Extract affiliation and local designation from labor union names
Project description
Labor Union Parser
Extract affiliation and local designation from labor union name strings.
Given an input like "SEIU Local 1199", the parser returns:
- Affiliation:
SEIU(Service Employees International Union) - Designation:
1199(local number)
Installation
pip install -e .
Usage
Command Line
# Basic usage
labor-union-parser "SEIU Local 1199"
# Output:
# Affiliation: SEIU
# Designation: 1199
# JSON output
labor-union-parser "Teamsters Local 705" --json
# Output: {"affiliation": "IBT", "designation": "705"}
Python API
from labor_union_parser import extract
result = extract("UAW Local 600")
print(result)
# {'affiliation': 'UAW', 'designation': '600'}
For batch processing:
from labor_union_parser import Extractor
extractor = Extractor()
results = extractor.extract_batch([
"SEIU Local 1199",
"Teamsters Local 705",
"UAW Local 600",
])
# [{'affiliation': 'SEIU', 'designation': '1199'},
# {'affiliation': 'IBT', 'designation': '705'},
# {'affiliation': 'UAW', 'designation': '600'}]
For large datasets, use extract_all which yields results as a generator:
from labor_union_parser import Extractor
extractor = Extractor()
# Process large list with progress bar
for result in extractor.extract_all(union_names, show_progress=True):
print(result)
# Adjust batch size for memory/speed tradeoff
results = list(extractor.extract_all(union_names, batch_size=512))
Training
Training data is in training/data/labeled_data.csv with columns:
text: Union name stringaff_abbr: Affiliation abbreviation (e.g., "SEIU", "IBT", "UAW")desig_num: Local designation numbersplit: One of "train", "val", or "test"
To retrain the model:
pip install -e ".[train]" # Install training dependencies
python training/train.py
The training script will:
- Load data from
training/data/labeled_data.csv - Train for 10 epochs with early stopping based on validation performance
- Save the best model to
src/labor_union_parser/weights/char_cnn.pt
Training Data Statistics
| Split | Examples |
|---|---|
| Train | 82,900 |
| Val | 2,296 |
| Test | 2,413 |
Model Architecture
The model uses a CharCNN architecture with pointer-based designation selection:
Input: "SEIU Local 1199"
│
▼
┌─────────────────────────────┐
│ Tokenizer │
│ ["SEIU", " ", "Local", " ", "1199"]
│ token_type: [word, space, word, space, number]
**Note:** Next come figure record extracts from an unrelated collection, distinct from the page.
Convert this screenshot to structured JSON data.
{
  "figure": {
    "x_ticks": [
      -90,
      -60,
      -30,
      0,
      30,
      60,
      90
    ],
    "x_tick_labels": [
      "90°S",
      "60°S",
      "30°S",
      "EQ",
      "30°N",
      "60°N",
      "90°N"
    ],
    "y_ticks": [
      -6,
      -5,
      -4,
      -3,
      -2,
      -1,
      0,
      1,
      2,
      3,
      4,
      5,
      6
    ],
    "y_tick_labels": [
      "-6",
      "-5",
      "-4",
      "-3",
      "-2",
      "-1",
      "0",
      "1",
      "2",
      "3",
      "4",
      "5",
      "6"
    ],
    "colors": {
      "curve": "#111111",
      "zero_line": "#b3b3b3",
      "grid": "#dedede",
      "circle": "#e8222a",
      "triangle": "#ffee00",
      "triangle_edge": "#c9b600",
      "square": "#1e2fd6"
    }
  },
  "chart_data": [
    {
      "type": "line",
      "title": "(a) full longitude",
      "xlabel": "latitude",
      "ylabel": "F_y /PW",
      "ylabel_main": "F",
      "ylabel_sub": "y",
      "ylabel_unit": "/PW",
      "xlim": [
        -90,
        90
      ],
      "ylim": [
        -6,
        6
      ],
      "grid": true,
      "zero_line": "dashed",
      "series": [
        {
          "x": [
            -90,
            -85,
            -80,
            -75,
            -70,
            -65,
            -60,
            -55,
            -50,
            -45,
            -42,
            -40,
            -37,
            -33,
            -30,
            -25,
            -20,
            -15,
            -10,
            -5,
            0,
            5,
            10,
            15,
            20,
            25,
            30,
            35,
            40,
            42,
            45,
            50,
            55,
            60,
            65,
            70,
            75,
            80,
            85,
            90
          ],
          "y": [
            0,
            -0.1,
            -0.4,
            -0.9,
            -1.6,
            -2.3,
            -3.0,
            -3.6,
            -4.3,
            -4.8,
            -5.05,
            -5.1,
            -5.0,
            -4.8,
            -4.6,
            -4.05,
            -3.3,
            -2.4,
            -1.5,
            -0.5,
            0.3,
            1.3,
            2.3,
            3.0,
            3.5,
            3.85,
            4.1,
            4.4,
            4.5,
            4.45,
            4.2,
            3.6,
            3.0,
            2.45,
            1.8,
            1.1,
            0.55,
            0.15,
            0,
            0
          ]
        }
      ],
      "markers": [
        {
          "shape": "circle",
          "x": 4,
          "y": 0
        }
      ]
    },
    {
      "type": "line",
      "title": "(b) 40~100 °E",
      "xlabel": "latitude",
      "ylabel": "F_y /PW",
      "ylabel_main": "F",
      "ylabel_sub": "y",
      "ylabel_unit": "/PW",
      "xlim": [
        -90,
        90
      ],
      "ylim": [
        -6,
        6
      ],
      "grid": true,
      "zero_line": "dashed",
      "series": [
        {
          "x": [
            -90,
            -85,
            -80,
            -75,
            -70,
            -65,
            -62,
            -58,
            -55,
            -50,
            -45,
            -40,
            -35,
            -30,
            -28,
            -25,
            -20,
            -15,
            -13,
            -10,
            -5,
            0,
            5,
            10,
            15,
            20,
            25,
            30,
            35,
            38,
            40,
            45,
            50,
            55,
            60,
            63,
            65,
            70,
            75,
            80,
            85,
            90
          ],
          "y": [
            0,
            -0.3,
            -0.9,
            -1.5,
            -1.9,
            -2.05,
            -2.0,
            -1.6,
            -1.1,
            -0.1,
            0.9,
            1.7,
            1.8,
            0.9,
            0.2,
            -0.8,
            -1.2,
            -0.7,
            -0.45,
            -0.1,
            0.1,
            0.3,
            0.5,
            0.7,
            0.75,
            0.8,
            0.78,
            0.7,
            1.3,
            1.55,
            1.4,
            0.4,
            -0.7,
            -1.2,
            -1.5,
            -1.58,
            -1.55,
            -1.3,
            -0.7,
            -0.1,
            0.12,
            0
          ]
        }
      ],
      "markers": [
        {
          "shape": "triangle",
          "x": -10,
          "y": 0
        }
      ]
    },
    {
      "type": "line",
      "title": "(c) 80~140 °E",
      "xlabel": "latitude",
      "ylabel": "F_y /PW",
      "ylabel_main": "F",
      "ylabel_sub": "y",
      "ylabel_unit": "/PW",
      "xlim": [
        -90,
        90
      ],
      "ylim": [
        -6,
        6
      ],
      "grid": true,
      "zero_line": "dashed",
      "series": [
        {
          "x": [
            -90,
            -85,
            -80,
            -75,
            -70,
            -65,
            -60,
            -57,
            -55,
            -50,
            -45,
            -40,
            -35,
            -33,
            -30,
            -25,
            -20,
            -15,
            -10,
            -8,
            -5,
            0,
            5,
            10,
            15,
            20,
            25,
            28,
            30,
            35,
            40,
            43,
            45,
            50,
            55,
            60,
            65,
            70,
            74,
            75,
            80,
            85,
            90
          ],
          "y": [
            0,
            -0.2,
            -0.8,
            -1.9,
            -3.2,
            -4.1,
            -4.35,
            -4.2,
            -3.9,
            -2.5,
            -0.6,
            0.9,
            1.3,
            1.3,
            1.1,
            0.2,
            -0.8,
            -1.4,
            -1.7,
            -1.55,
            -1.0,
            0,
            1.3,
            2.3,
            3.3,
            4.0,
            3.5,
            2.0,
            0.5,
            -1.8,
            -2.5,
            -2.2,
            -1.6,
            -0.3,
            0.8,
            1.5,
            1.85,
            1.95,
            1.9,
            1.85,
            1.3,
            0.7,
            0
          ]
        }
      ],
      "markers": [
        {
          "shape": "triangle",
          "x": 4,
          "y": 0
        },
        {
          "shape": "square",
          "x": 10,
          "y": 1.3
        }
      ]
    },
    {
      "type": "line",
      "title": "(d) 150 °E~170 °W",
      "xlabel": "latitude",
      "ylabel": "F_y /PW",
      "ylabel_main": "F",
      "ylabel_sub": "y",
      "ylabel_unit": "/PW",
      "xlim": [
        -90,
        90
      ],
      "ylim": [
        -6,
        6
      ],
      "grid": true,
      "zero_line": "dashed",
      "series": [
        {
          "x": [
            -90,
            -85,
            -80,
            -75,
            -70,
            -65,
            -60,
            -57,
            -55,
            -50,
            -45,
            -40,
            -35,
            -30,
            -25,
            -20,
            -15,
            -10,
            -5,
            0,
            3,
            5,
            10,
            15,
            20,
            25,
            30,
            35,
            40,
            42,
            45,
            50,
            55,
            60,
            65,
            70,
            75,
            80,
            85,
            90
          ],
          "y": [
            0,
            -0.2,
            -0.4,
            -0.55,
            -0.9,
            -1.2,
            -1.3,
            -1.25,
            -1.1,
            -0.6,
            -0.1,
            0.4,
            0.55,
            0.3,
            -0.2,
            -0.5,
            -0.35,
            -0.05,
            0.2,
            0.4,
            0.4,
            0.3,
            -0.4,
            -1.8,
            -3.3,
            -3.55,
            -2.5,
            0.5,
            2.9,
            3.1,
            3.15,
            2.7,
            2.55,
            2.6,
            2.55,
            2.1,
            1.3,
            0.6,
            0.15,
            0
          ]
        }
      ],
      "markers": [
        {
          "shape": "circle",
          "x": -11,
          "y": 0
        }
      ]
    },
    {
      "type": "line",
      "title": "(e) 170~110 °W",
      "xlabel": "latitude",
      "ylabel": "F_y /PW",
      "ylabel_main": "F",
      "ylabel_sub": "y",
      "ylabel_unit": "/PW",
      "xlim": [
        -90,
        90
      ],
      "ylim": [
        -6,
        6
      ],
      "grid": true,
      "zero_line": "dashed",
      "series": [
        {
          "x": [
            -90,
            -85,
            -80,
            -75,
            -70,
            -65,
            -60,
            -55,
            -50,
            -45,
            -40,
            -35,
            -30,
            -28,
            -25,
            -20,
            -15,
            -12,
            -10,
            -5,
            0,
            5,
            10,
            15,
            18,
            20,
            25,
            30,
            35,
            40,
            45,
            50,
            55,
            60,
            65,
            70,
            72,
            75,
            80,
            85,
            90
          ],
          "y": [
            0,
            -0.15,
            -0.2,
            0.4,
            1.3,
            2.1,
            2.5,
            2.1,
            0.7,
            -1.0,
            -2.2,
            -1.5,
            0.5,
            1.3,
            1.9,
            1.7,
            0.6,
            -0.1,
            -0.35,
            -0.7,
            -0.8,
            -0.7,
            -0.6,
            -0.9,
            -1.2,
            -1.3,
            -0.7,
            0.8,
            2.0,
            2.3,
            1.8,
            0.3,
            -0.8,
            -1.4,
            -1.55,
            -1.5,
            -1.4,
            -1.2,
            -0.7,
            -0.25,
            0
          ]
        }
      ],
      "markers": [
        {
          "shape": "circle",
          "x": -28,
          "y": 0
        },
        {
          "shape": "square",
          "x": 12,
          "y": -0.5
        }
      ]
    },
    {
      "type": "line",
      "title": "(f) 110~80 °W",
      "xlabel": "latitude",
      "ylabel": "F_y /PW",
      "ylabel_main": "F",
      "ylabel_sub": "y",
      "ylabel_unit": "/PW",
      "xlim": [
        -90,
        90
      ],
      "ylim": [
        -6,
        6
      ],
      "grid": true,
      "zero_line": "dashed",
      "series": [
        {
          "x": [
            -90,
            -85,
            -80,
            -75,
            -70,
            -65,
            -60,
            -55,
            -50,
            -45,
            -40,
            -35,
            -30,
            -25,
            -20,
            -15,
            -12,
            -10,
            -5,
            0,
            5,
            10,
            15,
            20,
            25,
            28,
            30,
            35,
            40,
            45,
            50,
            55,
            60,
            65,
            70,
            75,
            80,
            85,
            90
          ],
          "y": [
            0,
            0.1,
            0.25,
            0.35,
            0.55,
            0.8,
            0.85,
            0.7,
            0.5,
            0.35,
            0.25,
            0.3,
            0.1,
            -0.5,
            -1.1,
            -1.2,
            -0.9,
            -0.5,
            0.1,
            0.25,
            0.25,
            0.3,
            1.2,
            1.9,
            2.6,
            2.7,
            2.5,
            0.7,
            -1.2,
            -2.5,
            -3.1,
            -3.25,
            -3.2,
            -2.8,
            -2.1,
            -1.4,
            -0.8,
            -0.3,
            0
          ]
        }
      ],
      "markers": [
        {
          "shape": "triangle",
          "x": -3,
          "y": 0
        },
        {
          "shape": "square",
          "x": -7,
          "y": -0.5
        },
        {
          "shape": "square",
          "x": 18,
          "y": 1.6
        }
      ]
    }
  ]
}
└─────────────────────────────┘
│
┌────┴────┐
▼ ▼
┌──────────┐ ┌──────────┐
│ CharCNN │ │ Special │
│ (words) │ │ Embed │
└────┬─────┘ └────┬─────┘
└─────┬───────┘
▼
┌─────────────────────────────┐
│ Token Embeddings (64-dim) │
│ + is_number feature (16-dim)│
└─────────────────────────────┘
│
▼
┌─────────────────────────────┐
│ Self-Attention (4 heads) │
└─────────────────────────────┘
│
┌──────┴──────┐
▼ ▼
┌─────────┐ ┌──────────────┐
│ Set │ │ BiLSTM │
│ Attn │ │ (512-dim) │
│ Pooling │ └──────┬───────┘
└────┬────┘ │
│ ▼
│ ┌───────────────────┐
│ │ + Aff Embedding │
│ │ Pointer Selection │
│ └─────────┬─────────┘
▼ ▼
Affiliation Designation
"SEIU" "1199"
Components
Character CNN (for word tokens)
- Character embedding: 16-dim
- Multi-scale 1D convolutions (kernel sizes 2, 3, 4, 5)
- Max pooling → 64-dim token embedding
- Typo-robust: handles misspellings gracefully
Special Token Embedding (for non-words)
- Lookup table for numbers, punctuation, spaces
- 64-dim embeddings
Token Features
is_number: Binary feature indicating numeric tokens- Combined with token embedding via learned 16-dim feature embedding
Self-Attention
- Multi-head attention (4 heads) over token sequence
- Allows tokens to attend to each other for context
Affiliation Classification
- Set attention pooling: learned weighted sum of token representations
- Linear classifier → affiliation label
Designation Selection (Pointer Network)
- BiLSTM processes contextualized token embeddings
- Concatenates with predicted affiliation embedding
- Scores each numeric token position
- Includes learnable "null" score for no designation
- Selects highest-scoring number token
Model Statistics
- Parameters: ~2.5M
- Inference: CPU or MPS (Apple Silicon)
- Model file: ~10MB
Performance
On held-out test set (2,413 examples):
- Affiliation accuracy: ~97%
- Designation accuracy: ~98%
Project details
Release history Release notifications | RSS feed
Download files
Download the file for your platform. If you're not sure which to choose, learn more about installing packages.
Source Distribution
Built Distribution
Filter files by name, interpreter, ABI, and platform.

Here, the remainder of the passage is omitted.